Отец Онуфрий легко поднялся, перекрестился на образ и, не прощаясь, вышел.

 

Ярый не удержался.

- А батюшка ваш – орел! И чарку держать умеет, и речёт складно.

- Ты еще не видел, как он саблей рубится. О прошлую зиму, когда башкиры на нас напали… – начал, было, Чуб, но осекся под жестким взглядом атамана.

- Хватит на сегодня и слов и медовухи. Дело делать надо. Тебе, сотник, и тебе, десятник, идти к себе и собираться. Подойдет мой помощник, Дьячок, поставит на кошт – и, видя недоуменный взгляд Лекши, объяснил, - внесет в список, скажет, где и как припас получать. Он же поможет юрты поставить, да и вообще, объяснит, как будете жить дальше. А ты, Чуб, задержись. Разговор к тебе есть…

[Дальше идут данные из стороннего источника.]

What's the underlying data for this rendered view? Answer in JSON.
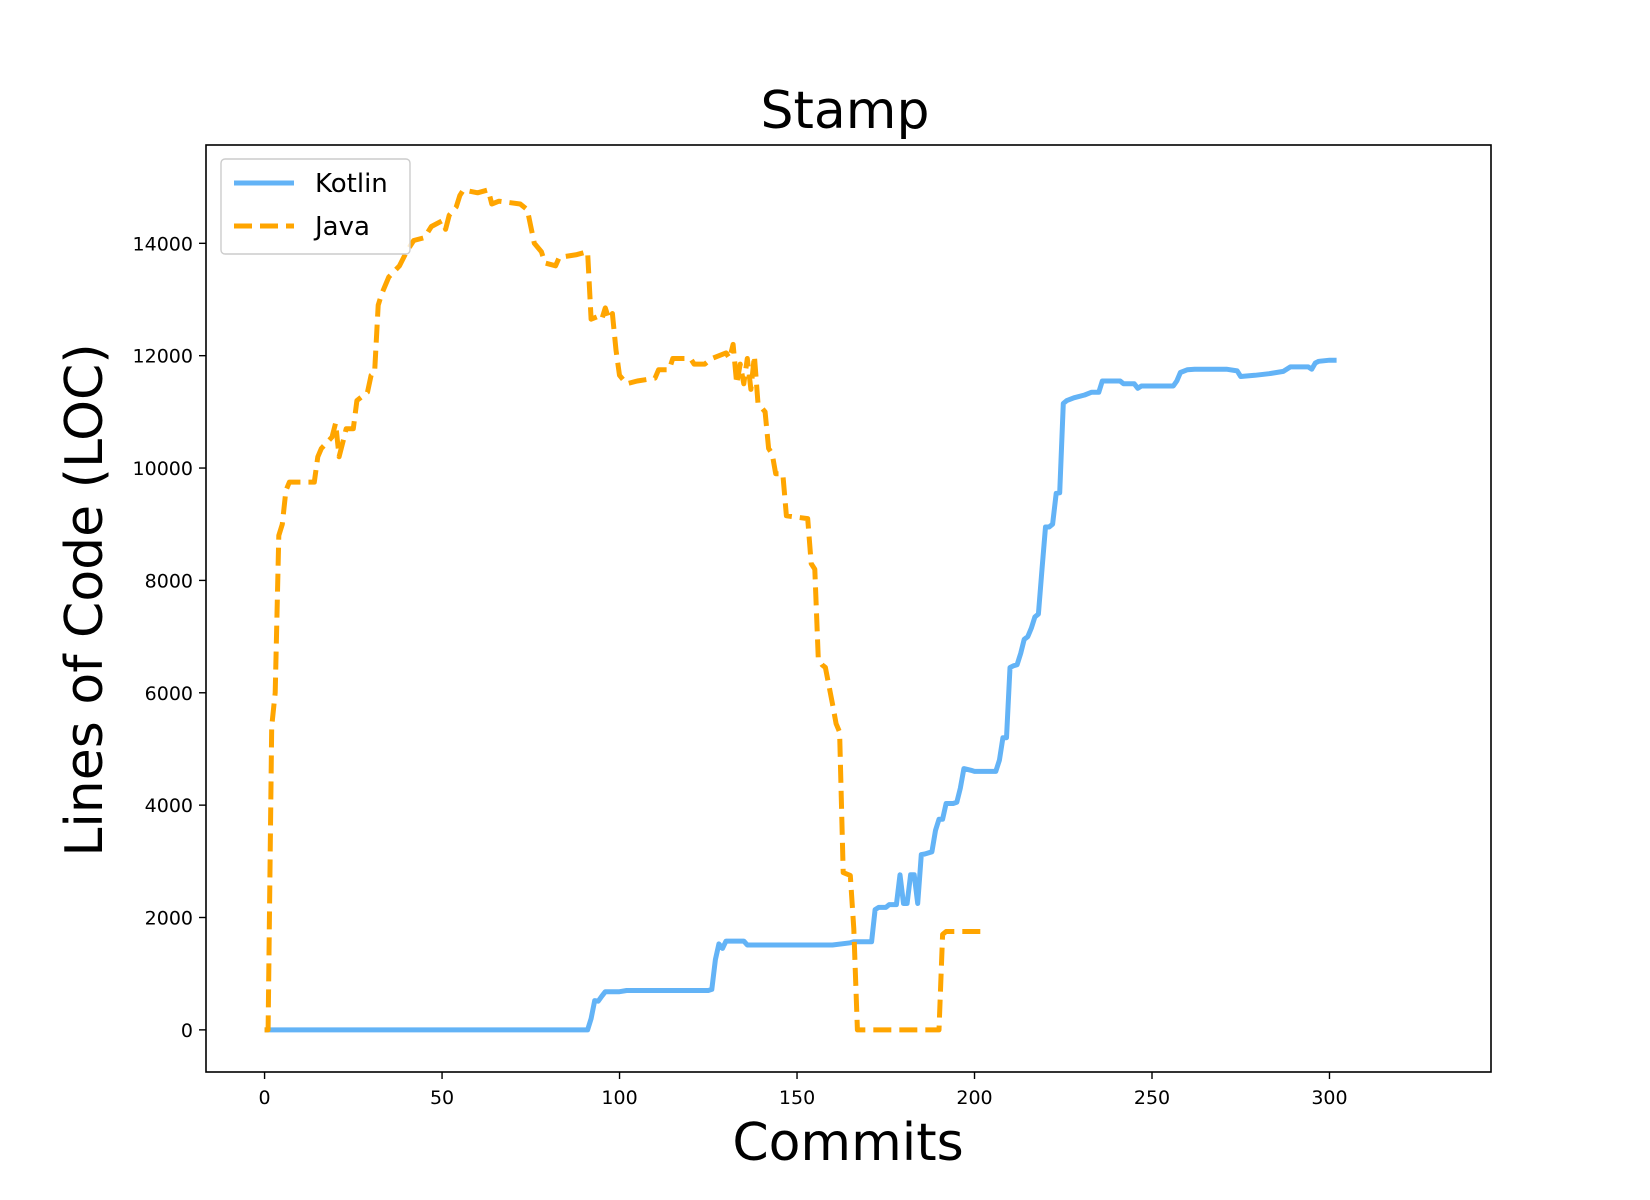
{
  "chart_data": {
    "type": "line",
    "title": "Stamp",
    "xlabel": "Commits",
    "ylabel": "Lines of Code (LOC)",
    "xlim": [
      -16.5,
      345.5
    ],
    "ylim": [
      -750,
      15750
    ],
    "xticks": [
      0,
      50,
      100,
      150,
      200,
      250,
      300
    ],
    "yticks": [
      0,
      2000,
      4000,
      6000,
      8000,
      10000,
      12000,
      14000
    ],
    "grid": false,
    "legend_position": "top-left",
    "series": [
      {
        "name": "Kotlin",
        "color": "#63b3f6",
        "style": "solid",
        "points": [
          [
            0,
            0
          ],
          [
            91,
            0
          ],
          [
            92,
            200
          ],
          [
            93,
            520
          ],
          [
            94,
            510
          ],
          [
            95,
            600
          ],
          [
            96,
            680
          ],
          [
            100,
            680
          ],
          [
            102,
            700
          ],
          [
            125,
            700
          ],
          [
            126,
            720
          ],
          [
            127,
            1250
          ],
          [
            128,
            1530
          ],
          [
            129,
            1450
          ],
          [
            130,
            1580
          ],
          [
            135,
            1580
          ],
          [
            136,
            1510
          ],
          [
            160,
            1510
          ],
          [
            165,
            1550
          ],
          [
            166,
            1570
          ],
          [
            171,
            1570
          ],
          [
            172,
            2140
          ],
          [
            173,
            2180
          ],
          [
            175,
            2180
          ],
          [
            176,
            2230
          ],
          [
            178,
            2230
          ],
          [
            179,
            2760
          ],
          [
            180,
            2250
          ],
          [
            181,
            2250
          ],
          [
            182,
            2760
          ],
          [
            183,
            2760
          ],
          [
            184,
            2250
          ],
          [
            185,
            3120
          ],
          [
            186,
            3130
          ],
          [
            188,
            3170
          ],
          [
            189,
            3550
          ],
          [
            190,
            3750
          ],
          [
            191,
            3750
          ],
          [
            192,
            4030
          ],
          [
            194,
            4030
          ],
          [
            195,
            4050
          ],
          [
            196,
            4300
          ],
          [
            197,
            4650
          ],
          [
            199,
            4620
          ],
          [
            200,
            4600
          ],
          [
            206,
            4600
          ],
          [
            207,
            4800
          ],
          [
            208,
            5200
          ],
          [
            209,
            5200
          ],
          [
            210,
            6450
          ],
          [
            211,
            6480
          ],
          [
            212,
            6500
          ],
          [
            213,
            6700
          ],
          [
            214,
            6950
          ],
          [
            215,
            7000
          ],
          [
            216,
            7150
          ],
          [
            217,
            7350
          ],
          [
            218,
            7400
          ],
          [
            219,
            8200
          ],
          [
            220,
            8950
          ],
          [
            221,
            8950
          ],
          [
            222,
            9000
          ],
          [
            223,
            9550
          ],
          [
            224,
            9560
          ],
          [
            225,
            11150
          ],
          [
            226,
            11200
          ],
          [
            228,
            11250
          ],
          [
            231,
            11300
          ],
          [
            233,
            11350
          ],
          [
            235,
            11350
          ],
          [
            236,
            11550
          ],
          [
            241,
            11550
          ],
          [
            242,
            11500
          ],
          [
            245,
            11500
          ],
          [
            246,
            11420
          ],
          [
            247,
            11460
          ],
          [
            256,
            11460
          ],
          [
            257,
            11550
          ],
          [
            258,
            11700
          ],
          [
            260,
            11750
          ],
          [
            262,
            11760
          ],
          [
            271,
            11760
          ],
          [
            274,
            11730
          ],
          [
            275,
            11630
          ],
          [
            279,
            11650
          ],
          [
            283,
            11680
          ],
          [
            287,
            11720
          ],
          [
            289,
            11800
          ],
          [
            294,
            11800
          ],
          [
            295,
            11760
          ],
          [
            296,
            11870
          ],
          [
            297,
            11900
          ],
          [
            300,
            11920
          ],
          [
            302,
            11920
          ]
        ]
      },
      {
        "name": "Java",
        "color": "#ffa500",
        "style": "dashed",
        "points": [
          [
            0,
            0
          ],
          [
            1,
            0
          ],
          [
            2,
            5400
          ],
          [
            3,
            6000
          ],
          [
            4,
            8800
          ],
          [
            5,
            9000
          ],
          [
            6,
            9600
          ],
          [
            7,
            9750
          ],
          [
            14,
            9750
          ],
          [
            15,
            10200
          ],
          [
            16,
            10350
          ],
          [
            19,
            10550
          ],
          [
            20,
            10800
          ],
          [
            21,
            10200
          ],
          [
            22,
            10450
          ],
          [
            23,
            10700
          ],
          [
            25,
            10700
          ],
          [
            26,
            11200
          ],
          [
            29,
            11350
          ],
          [
            30,
            11650
          ],
          [
            31,
            11700
          ],
          [
            32,
            12900
          ],
          [
            33,
            13100
          ],
          [
            35,
            13400
          ],
          [
            38,
            13600
          ],
          [
            40,
            13850
          ],
          [
            42,
            14050
          ],
          [
            45,
            14100
          ],
          [
            47,
            14300
          ],
          [
            50,
            14400
          ],
          [
            51,
            14250
          ],
          [
            52,
            14500
          ],
          [
            54,
            14650
          ],
          [
            55,
            14850
          ],
          [
            56,
            14950
          ],
          [
            60,
            14900
          ],
          [
            63,
            14950
          ],
          [
            64,
            14700
          ],
          [
            66,
            14750
          ],
          [
            72,
            14700
          ],
          [
            74,
            14600
          ],
          [
            75,
            14300
          ],
          [
            76,
            14000
          ],
          [
            78,
            13850
          ],
          [
            79,
            13650
          ],
          [
            82,
            13600
          ],
          [
            83,
            13750
          ],
          [
            88,
            13800
          ],
          [
            91,
            13850
          ],
          [
            92,
            12650
          ],
          [
            94,
            12700
          ],
          [
            95,
            12650
          ],
          [
            96,
            12850
          ],
          [
            97,
            12650
          ],
          [
            98,
            12750
          ],
          [
            99,
            12100
          ],
          [
            100,
            11650
          ],
          [
            102,
            11500
          ],
          [
            105,
            11550
          ],
          [
            110,
            11600
          ],
          [
            111,
            11750
          ],
          [
            114,
            11750
          ],
          [
            115,
            11950
          ],
          [
            120,
            11950
          ],
          [
            121,
            11850
          ],
          [
            124,
            11850
          ],
          [
            126,
            11950
          ],
          [
            130,
            12050
          ],
          [
            131,
            11950
          ],
          [
            132,
            12200
          ],
          [
            133,
            11500
          ],
          [
            134,
            11850
          ],
          [
            135,
            11500
          ],
          [
            136,
            11950
          ],
          [
            137,
            11400
          ],
          [
            138,
            12000
          ],
          [
            139,
            11150
          ],
          [
            141,
            11000
          ],
          [
            142,
            10350
          ],
          [
            143,
            10250
          ],
          [
            144,
            9900
          ],
          [
            146,
            9900
          ],
          [
            147,
            9150
          ],
          [
            153,
            9100
          ],
          [
            154,
            8300
          ],
          [
            155,
            8200
          ],
          [
            156,
            6600
          ],
          [
            157,
            6500
          ],
          [
            158,
            6450
          ],
          [
            160,
            5800
          ],
          [
            161,
            5450
          ],
          [
            162,
            5300
          ],
          [
            163,
            2800
          ],
          [
            165,
            2750
          ],
          [
            166,
            1800
          ],
          [
            167,
            0
          ],
          [
            190,
            0
          ],
          [
            191,
            1700
          ],
          [
            192,
            1750
          ],
          [
            196,
            1750
          ],
          [
            202,
            1750
          ]
        ]
      }
    ]
  }
}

Ярый с Лекшой поспешили к себе. Ярый-то шел медленно, степенно, припадая на калеченную ногу, а Лекше не терпелось побежать, рассказать Гюльсан, что обрели они защиту и собственный дом. Правда, смущали Лекшу предстоящая свадьба и крещение Гюльсан, но он гнал от себя эти мысли. Ведь он же хочет взять её в жены, а не жить как с рабыней – наложницей! Разве это не должно перекрыть любые её отговорки?

У встретившей их Гюльсан вид был сияющий.

- Ваньша в себя пришел. Разговаривает, даже навара попил. Я из вяленого мяса приготовила. Ему надо молока и свежего мяса. Лекарь приходил, повязку менял, сказал, всё купить можно. Вон Малой может пойти. Можно ему денег? - он с надеждой посмотрела на Ярого. Половину слов она сказала уже по-славянски, что не могло не тронуть душу воинов и, особенно, Лекши.

Ярый достал из-под пояса свой не очень тугой кошель, достал из него несколько серебряных и медных монет (спасибо Тураю и за них, пригодились!) и протянул Малому,

- Возьми всё, что надо Ваньше. Да и нам на обзаведение.

И видя нетерпеливые глаза Лекшы, разрешил.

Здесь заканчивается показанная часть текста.